Adjacent models must have compatible sizes: canonical(prev.out_size) == canonical(next.in_size).

__init__(models: collections.abc.Sequence[phydrax.nn.models.core._base._AbstractBaseModel]) ¤
__call__(x: Array | tuple[Array, ...], /, *, key: Key[Array, ''] = jr.key(0)) -> Array ¤

Evaluate the model pipeline.

If tuple input is provided, the first stage must support structured input.


phydrax.nn.MagnitudeDirectionModel ¤

Combine a magnitude model and a direction model.

Given a scalar magnitude \(m(x)\) and a direction field \(d(x)\), returns

\[ y(x)=m(x)\,\frac{d(x)}{\|d(x)\|}. \]

If direction_model.out_size == "scalar", no normalization is applied.

__init__(magnitude_model: _AbstractBaseModel, direction_model: _AbstractBaseModel) ¤
__call__(x: Array | tuple[Array, ...], /, *, key: Key[Array, ''] = jr.key(0)) -> Array ¤

Evaluate \(y(x)=m(x)\,\frac{d(x)}{\|d(x)\|}\).

Uses a safe normalization \(\|d\|_\text{safe}=\mathop{\text{max}}(\|d\|,1)\) to avoid division by zero.
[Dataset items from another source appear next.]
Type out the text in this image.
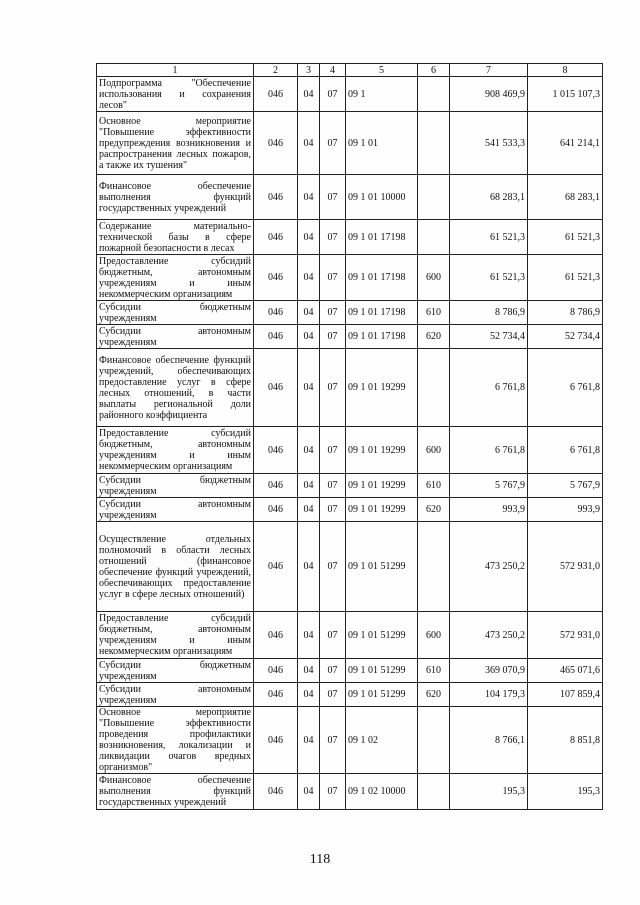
1	2	3	4	5	6	7	8
Подпрограмма "Обеспечение использования и сохранения лесов"	046	04	07	09 1		908 469,9	1 015 107,3
Основное мероприятие "Повышение эффективности предупреждения возникновения и распространения лесных пожаров, а также их тушения"	046	04	07	09 1 01		541 533,3	641 214,1
Финансовое обеспечение выполнения функций государственных учреждений	046	04	07	09 1 01 10000		68 283,1	68 283,1
Содержание материально-технической базы в сфере пожарной безопасности в лесах	046	04	07	09 1 01 17198		61 521,3	61 521,3
Предоставление субсидий бюджетным, автономным учреждениям и иным некоммерческим организациям	046	04	07	09 1 01 17198	600	61 521,3	61 521,3
Субсидии бюджетным учреждениям	046	04	07	09 1 01 17198	610	8 786,9	8 786,9
Субсидии автономным учреждениям	046	04	07	09 1 01 17198	620	52 734,4	52 734,4
Финансовое обеспечение функций учреждений, обеспечивающих предоставление услуг в сфере лесных отношений, в части выплаты региональной доли районного коэффициента	046	04	07	09 1 01 19299		6 761,8	6 761,8
Предоставление субсидий бюджетным, автономным учреждениям и иным некоммерческим организациям	046	04	07	09 1 01 19299	600	6 761,8	6 761,8
Субсидии бюджетным учреждениям	046	04	07	09 1 01 19299	610	5 767,9	5 767,9
Субсидии автономным учреждениям	046	04	07	09 1 01 19299	620	993,9	993,9
Осуществление отдельных полномочий в области лесных отношений (финансовое обеспечение функций учреждений, обеспечивающих предоставление услуг в сфере лесных отношений)	046	04	07	09 1 01 51299		473 250,2	572 931,0
Предоставление субсидий бюджетным, автономным учреждениям и иным некоммерческим организациям	046	04	07	09 1 01 51299	600	473 250,2	572 931,0
Субсидии бюджетным учреждениям	046	04	07	09 1 01 51299	610	369 070,9	465 071,6
Субсидии автономным учреждениям	046	04	07	09 1 01 51299	620	104 179,3	107 859,4
Основное мероприятие "Повышение эффективности проведения профилактики возникновения, локализации и ликвидации очагов вредных организмов"	046	04	07	09 1 02		8 766,1	8 851,8
Финансовое обеспечение выполнения функций государственных учреждений	046	04	07	09 1 02 10000		195,3	195,3
118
If direction_model.out_size == "scalar", the normalization is skipped.


phydrax.nn.ComplexOutputModel ¤

Wrap model(s) and return complex outputs.

Two modes: - Single model with real output size \(2k\): split the last axis into \((\Re z,\Im z)\) and return \(z=\Re z + i\,\Im z\). - Pair (real_model, imag_model) with real output size \(k\): return \(z=u_{\text{re}}+i\,u_{\text{im}}\).

If \(k=1\) / "scalar", returns complex scalars (squeezes a trailing unit feature axis).

__init__(model_or_models: phydrax.nn.models.core._base._AbstractBaseModel | tuple[phydrax.nn.models.core._base._AbstractBaseModel, phydrax.nn.models.core._base._AbstractBaseModel]) ¤
__call__(x: Array | tuple[Array, ...], /, *, key: Key[Array, ''] = jr.key(0)) -> Array ¤

Evaluate the wrapped model(s) and return complex outputs.

  • Single-model mode: if the wrapped model returns \([u_{\text{re}},u_{\text{im}}]\) (feature axis size \(2k\)), this returns \(u_{\text{re}}+i\,u_{\text{im}}\).
  • Two-model mode: returns \(u_{\text{re}}(x)+i\,u_{\text{im}}(x)\).